How can I identify sessile serrated adenomas?

How can I identify sessile serrated adenomas?

Flat polyps are difficult to identify and may be easily overlooked, particularly in the right colon, where there is sometimes limited bowel cleansing. If a small residue of mucous, yellowish soiling is still present even after thorough rinsing, then more attentiveness is needed — a sessile serrated adenoma (SSA) may be concealed underneath it. More rinsing, precise examination, advanced imaging (e.g., with NBI, FICE or iScan, depending on the manufacturer) and acetic acid staining may be helpful, as the following images show. It is sometimes also counterproductive to carry out maximum insufflation of the colon, as these very flat lesions then sometimes almost disappear. At the latest after a blue solution is injected under them before a planned resection, however, the borders of the flat lesions emerge very clearly. Plus: there are often several of these lesions present, particularly in the right colon!

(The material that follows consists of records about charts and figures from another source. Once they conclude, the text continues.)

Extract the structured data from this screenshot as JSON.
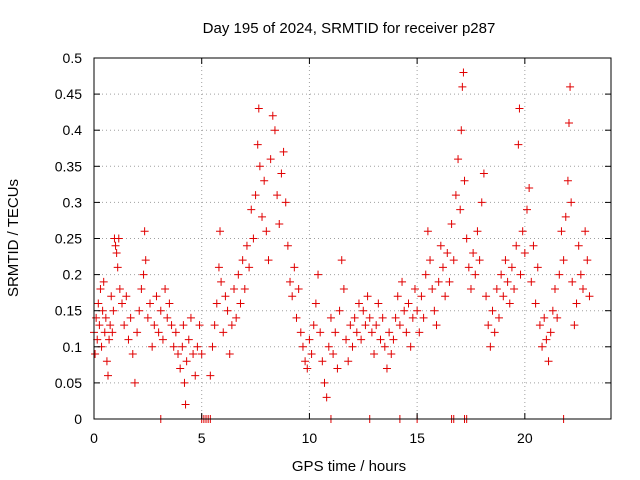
{
  "chart_data": {
    "type": "scatter",
    "title": "Day 195 of 2024, SRMTID for receiver p287",
    "xlabel": "GPS time / hours",
    "ylabel": "SRMTID / TECUs",
    "xlim": [
      0,
      24
    ],
    "ylim": [
      0,
      0.5
    ],
    "xticks": [
      0,
      5,
      10,
      15,
      20
    ],
    "xtick_labels": [
      "0",
      "5",
      "10",
      "15",
      "20"
    ],
    "yticks": [
      0,
      0.05,
      0.1,
      0.15,
      0.2,
      0.25,
      0.3,
      0.35,
      0.4,
      0.45,
      0.5
    ],
    "ytick_labels": [
      "0",
      "0.05",
      "0.1",
      "0.15",
      "0.2",
      "0.25",
      "0.3",
      "0.35",
      "0.4",
      "0.45",
      "0.5"
    ],
    "grid": true,
    "marker": "plus",
    "color": "#e00000",
    "series": [
      {
        "name": "SRMTID",
        "points": [
          [
            0.0,
            0.12
          ],
          [
            0.05,
            0.09
          ],
          [
            0.1,
            0.14
          ],
          [
            0.15,
            0.11
          ],
          [
            0.2,
            0.16
          ],
          [
            0.25,
            0.13
          ],
          [
            0.3,
            0.18
          ],
          [
            0.35,
            0.1
          ],
          [
            0.4,
            0.15
          ],
          [
            0.45,
            0.19
          ],
          [
            0.5,
            0.12
          ],
          [
            0.55,
            0.14
          ],
          [
            0.6,
            0.08
          ],
          [
            0.65,
            0.06
          ],
          [
            0.7,
            0.11
          ],
          [
            0.75,
            0.13
          ],
          [
            0.8,
            0.17
          ],
          [
            0.85,
            0.12
          ],
          [
            0.9,
            0.15
          ],
          [
            0.95,
            0.25
          ],
          [
            1.0,
            0.24
          ],
          [
            1.05,
            0.23
          ],
          [
            1.1,
            0.21
          ],
          [
            1.15,
            0.25
          ],
          [
            1.2,
            0.18
          ],
          [
            1.3,
            0.16
          ],
          [
            1.4,
            0.13
          ],
          [
            1.5,
            0.17
          ],
          [
            1.6,
            0.11
          ],
          [
            1.7,
            0.14
          ],
          [
            1.8,
            0.09
          ],
          [
            1.9,
            0.05
          ],
          [
            2.0,
            0.12
          ],
          [
            2.1,
            0.15
          ],
          [
            2.2,
            0.18
          ],
          [
            2.3,
            0.2
          ],
          [
            2.35,
            0.26
          ],
          [
            2.4,
            0.22
          ],
          [
            2.5,
            0.14
          ],
          [
            2.6,
            0.16
          ],
          [
            2.7,
            0.1
          ],
          [
            2.8,
            0.13
          ],
          [
            2.9,
            0.17
          ],
          [
            3.0,
            0.12
          ],
          [
            3.1,
            0.15
          ],
          [
            3.2,
            0.11
          ],
          [
            3.3,
            0.18
          ],
          [
            3.4,
            0.14
          ],
          [
            3.5,
            0.16
          ],
          [
            3.6,
            0.13
          ],
          [
            3.7,
            0.1
          ],
          [
            3.8,
            0.12
          ],
          [
            3.9,
            0.09
          ],
          [
            4.0,
            0.07
          ],
          [
            4.1,
            0.1
          ],
          [
            4.15,
            0.13
          ],
          [
            4.2,
            0.05
          ],
          [
            4.25,
            0.02
          ],
          [
            4.3,
            0.08
          ],
          [
            4.4,
            0.11
          ],
          [
            4.5,
            0.14
          ],
          [
            4.6,
            0.09
          ],
          [
            4.7,
            0.06
          ],
          [
            4.8,
            0.1
          ],
          [
            4.9,
            0.13
          ],
          [
            5.0,
            0.09
          ],
          [
            5.4,
            0.06
          ],
          [
            5.5,
            0.1
          ],
          [
            5.6,
            0.13
          ],
          [
            5.7,
            0.16
          ],
          [
            5.8,
            0.21
          ],
          [
            5.85,
            0.26
          ],
          [
            5.9,
            0.19
          ],
          [
            6.0,
            0.12
          ],
          [
            6.1,
            0.17
          ],
          [
            6.2,
            0.15
          ],
          [
            6.3,
            0.09
          ],
          [
            6.4,
            0.13
          ],
          [
            6.5,
            0.18
          ],
          [
            6.6,
            0.14
          ],
          [
            6.7,
            0.2
          ],
          [
            6.8,
            0.16
          ],
          [
            6.9,
            0.22
          ],
          [
            7.0,
            0.18
          ],
          [
            7.1,
            0.24
          ],
          [
            7.2,
            0.21
          ],
          [
            7.3,
            0.29
          ],
          [
            7.4,
            0.25
          ],
          [
            7.5,
            0.31
          ],
          [
            7.6,
            0.38
          ],
          [
            7.65,
            0.43
          ],
          [
            7.7,
            0.35
          ],
          [
            7.8,
            0.28
          ],
          [
            7.9,
            0.33
          ],
          [
            8.0,
            0.26
          ],
          [
            8.1,
            0.22
          ],
          [
            8.2,
            0.36
          ],
          [
            8.3,
            0.42
          ],
          [
            8.4,
            0.4
          ],
          [
            8.5,
            0.31
          ],
          [
            8.6,
            0.27
          ],
          [
            8.7,
            0.34
          ],
          [
            8.8,
            0.37
          ],
          [
            8.9,
            0.3
          ],
          [
            9.0,
            0.24
          ],
          [
            9.1,
            0.19
          ],
          [
            9.2,
            0.17
          ],
          [
            9.3,
            0.21
          ],
          [
            9.4,
            0.14
          ],
          [
            9.5,
            0.18
          ],
          [
            9.6,
            0.12
          ],
          [
            9.7,
            0.1
          ],
          [
            9.8,
            0.08
          ],
          [
            9.9,
            0.07
          ],
          [
            10.0,
            0.11
          ],
          [
            10.1,
            0.09
          ],
          [
            10.2,
            0.13
          ],
          [
            10.3,
            0.16
          ],
          [
            10.4,
            0.2
          ],
          [
            10.5,
            0.12
          ],
          [
            10.6,
            0.08
          ],
          [
            10.7,
            0.05
          ],
          [
            10.8,
            0.03
          ],
          [
            10.9,
            0.1
          ],
          [
            11.0,
            0.14
          ],
          [
            11.1,
            0.09
          ],
          [
            11.2,
            0.12
          ],
          [
            11.3,
            0.07
          ],
          [
            11.4,
            0.15
          ],
          [
            11.5,
            0.22
          ],
          [
            11.6,
            0.18
          ],
          [
            11.7,
            0.11
          ],
          [
            11.8,
            0.08
          ],
          [
            11.9,
            0.13
          ],
          [
            12.0,
            0.1
          ],
          [
            12.1,
            0.14
          ],
          [
            12.2,
            0.12
          ],
          [
            12.3,
            0.16
          ],
          [
            12.4,
            0.11
          ],
          [
            12.5,
            0.15
          ],
          [
            12.6,
            0.13
          ],
          [
            12.7,
            0.17
          ],
          [
            12.8,
            0.14
          ],
          [
            12.9,
            0.12
          ],
          [
            13.0,
            0.09
          ],
          [
            13.1,
            0.13
          ],
          [
            13.2,
            0.16
          ],
          [
            13.3,
            0.11
          ],
          [
            13.4,
            0.14
          ],
          [
            13.5,
            0.1
          ],
          [
            13.6,
            0.07
          ],
          [
            13.7,
            0.12
          ],
          [
            13.8,
            0.09
          ],
          [
            13.9,
            0.11
          ],
          [
            14.0,
            0.14
          ],
          [
            14.1,
            0.17
          ],
          [
            14.2,
            0.13
          ],
          [
            14.3,
            0.19
          ],
          [
            14.4,
            0.15
          ],
          [
            14.5,
            0.12
          ],
          [
            14.6,
            0.16
          ],
          [
            14.7,
            0.1
          ],
          [
            14.8,
            0.14
          ],
          [
            14.9,
            0.18
          ],
          [
            15.0,
            0.15
          ],
          [
            15.1,
            0.12
          ],
          [
            15.2,
            0.17
          ],
          [
            15.3,
            0.14
          ],
          [
            15.4,
            0.2
          ],
          [
            15.5,
            0.26
          ],
          [
            15.6,
            0.22
          ],
          [
            15.7,
            0.18
          ],
          [
            15.8,
            0.15
          ],
          [
            15.9,
            0.13
          ],
          [
            16.0,
            0.19
          ],
          [
            16.1,
            0.24
          ],
          [
            16.2,
            0.21
          ],
          [
            16.3,
            0.17
          ],
          [
            16.4,
            0.23
          ],
          [
            16.5,
            0.19
          ],
          [
            16.6,
            0.27
          ],
          [
            16.7,
            0.22
          ],
          [
            16.8,
            0.31
          ],
          [
            16.9,
            0.36
          ],
          [
            17.0,
            0.29
          ],
          [
            17.05,
            0.4
          ],
          [
            17.1,
            0.46
          ],
          [
            17.15,
            0.48
          ],
          [
            17.2,
            0.33
          ],
          [
            17.3,
            0.25
          ],
          [
            17.4,
            0.21
          ],
          [
            17.5,
            0.18
          ],
          [
            17.6,
            0.23
          ],
          [
            17.7,
            0.2
          ],
          [
            17.8,
            0.26
          ],
          [
            17.9,
            0.22
          ],
          [
            18.0,
            0.3
          ],
          [
            18.1,
            0.34
          ],
          [
            18.2,
            0.17
          ],
          [
            18.3,
            0.13
          ],
          [
            18.4,
            0.1
          ],
          [
            18.5,
            0.15
          ],
          [
            18.6,
            0.12
          ],
          [
            18.7,
            0.18
          ],
          [
            18.8,
            0.14
          ],
          [
            18.9,
            0.2
          ],
          [
            19.0,
            0.17
          ],
          [
            19.1,
            0.22
          ],
          [
            19.2,
            0.19
          ],
          [
            19.3,
            0.16
          ],
          [
            19.4,
            0.21
          ],
          [
            19.5,
            0.18
          ],
          [
            19.6,
            0.24
          ],
          [
            19.7,
            0.38
          ],
          [
            19.75,
            0.43
          ],
          [
            19.8,
            0.2
          ],
          [
            19.9,
            0.26
          ],
          [
            20.0,
            0.23
          ],
          [
            20.1,
            0.29
          ],
          [
            20.2,
            0.32
          ],
          [
            20.3,
            0.19
          ],
          [
            20.4,
            0.24
          ],
          [
            20.5,
            0.16
          ],
          [
            20.6,
            0.21
          ],
          [
            20.7,
            0.13
          ],
          [
            20.8,
            0.1
          ],
          [
            20.9,
            0.14
          ],
          [
            21.0,
            0.11
          ],
          [
            21.1,
            0.08
          ],
          [
            21.2,
            0.12
          ],
          [
            21.3,
            0.15
          ],
          [
            21.4,
            0.18
          ],
          [
            21.5,
            0.14
          ],
          [
            21.6,
            0.2
          ],
          [
            21.7,
            0.26
          ],
          [
            21.8,
            0.22
          ],
          [
            21.9,
            0.28
          ],
          [
            22.0,
            0.33
          ],
          [
            22.05,
            0.41
          ],
          [
            22.1,
            0.46
          ],
          [
            22.15,
            0.3
          ],
          [
            22.2,
            0.19
          ],
          [
            22.3,
            0.13
          ],
          [
            22.4,
            0.16
          ],
          [
            22.5,
            0.24
          ],
          [
            22.6,
            0.2
          ],
          [
            22.7,
            0.18
          ],
          [
            22.8,
            0.26
          ],
          [
            22.9,
            0.22
          ],
          [
            23.0,
            0.17
          ],
          [
            3.1,
            0.0
          ],
          [
            5.0,
            0.0
          ],
          [
            5.1,
            0.0
          ],
          [
            5.2,
            0.0
          ],
          [
            5.3,
            0.0
          ],
          [
            5.4,
            0.0
          ],
          [
            11.0,
            0.0
          ],
          [
            12.8,
            0.0
          ],
          [
            14.2,
            0.0
          ],
          [
            15.0,
            0.0
          ],
          [
            16.6,
            0.0
          ],
          [
            16.7,
            0.0
          ],
          [
            17.2,
            0.0
          ],
          [
            17.3,
            0.0
          ],
          [
            21.8,
            0.0
          ]
        ]
      }
    ]
  }
}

Use the following pictures to train your eyes. For further differentiation, you can then take a look at Prof. Ludwig’s article about the WASP classification.


Figure 1

A typical example in a colon that is not fully cleansed. After rinsing, there is still a slight mucous, yellowish residue over a swelling (Fig. 1a). On a closer top view, the polyp becomes clearer (Fig. 1b), and after full suctioning it then appears all the more clearly as a glassy swelling (Fig. 1c). On close-up viewing, the soft SSA components become particularly clear (Fig. 1d), and they are clearly demarcated after injection of saline with blue dye (Fig. 1e).

Figure 2

Here again, after rinsing there is still a focal mucous, yellowish residue over two areas of swelling (Fig. 2a). On closer viewing from above, the two polyps become more clearly demarcated (Fig. 2b). Again, the larger of the two polyps becomes clearly distinct after injection of saline with blue dye (Fig. 2c).

Figure 3

An impressive example in a patient with soiling in the right colon, where a large flat polyp may be suspected (Fig. 3a). At a repeat colonoscopy, this time with better preparation and on an in-patient basis, the polyp — again with a glassy coating — was only located after a long search (Fig. 3b). After further rinsing, however, it is only visible as a subtle irregularity; too much insufflation may have been carried out here (Fig. 3c). It is only after acetic acid staining that the contours appear clearly (Fig. 3d), with confirmation after blue dye injection (Fig. 3e).

Figure 4

Some lesions may also be more elevated (Fig. 4a) and when found they are easily seen with rotation (Fig. 4b).

Figure 5

Sometimes the location may be the problem: the polyp in the transverse colon is noted and photographed (Fig. 5a) as the scope is advancing, and the site is marked with two biopsies facing each other (Fig. 5b). Despite this, it proves hard to locate during withdrawal, with success only after 20 minutes’ searching and with a spacer cap — Fig. 5c before resection and Fig. 5d after injection with blue dye.